Floodplains and Dis-ease

Sara Groves is a Christian songwriter who I can get behind. I often find her lyrics to be incredibly vulnerable (and creative), which allows an easy connection for me to be able to say, “woah, me too.”

Her most recent album is entitled “Floodplain” and the song, “Floodplain” is one of those tunes that I have come to over and over to learn, to identify with, to be changed.

She sings that “Some hearts are built on a floodplain. Keeping one eye on the sky for rain. You work for the ground that gets washed away when you live closer. Closer to the life in the ebb and flow, closer to the edge of ‘I don’t know,’ closer to ‘that’s the way it goes.’ Some hearts are built on a floodplain.”

Now I know I’m writing this in the wake of many friends who are suffering from flooding in Louisiana and many who are currently, as I write, buckled down for the storm approaching the eastern coast of the states. And I hold you all closely now. My writing of floods here is metaphorical, though I myself have lived through 1000 year flooding in Nashville, and I recall its devastation as I remember canoeing through my former high-school and cleaning mold for months.

The older I get, the more I realize that so many of us do not live on high ground, but on floodplains.  None of us have all of this together, none of us have life figured out; sometimes, we are way closer to “what brings us to our knees” than not, and way closer to “Lord, please send a boat” than not. (Sara Groves, “Floodplain”)

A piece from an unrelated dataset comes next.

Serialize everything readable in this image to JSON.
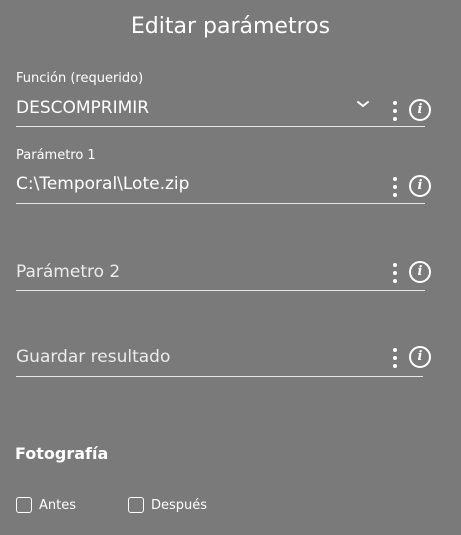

And I’ve realized that life happens on that floodplain. Life happens in the uncertainty, in the anxiety, in the doubt. Our best selves often flow forth from the floodplain because we do not have the ease of high ground to remain safe upon. Life on the floodplain requires a rawness and reflection that cannot happen the same way when there is no struggle.

Some folks are steadier than others, but whether you’re steady or not does not change the geography upon which you stand. You can be steady on a floodplain. You can show up and be fully present on a floodplain. You can be so alive, so raw, so vulnerable, so able to be changed on a floodplain.

And life changes…it does not remain certain; it is ever-evolving. Why else do we live in seasons? They are reminders that life is always change.

Dis-ease, unease– it is not always an enemy. Sometimes it can be a friend. Sometimes it is much more a friend than certainty. Sometimes it can open us up to new life, new possibilities, new mystery.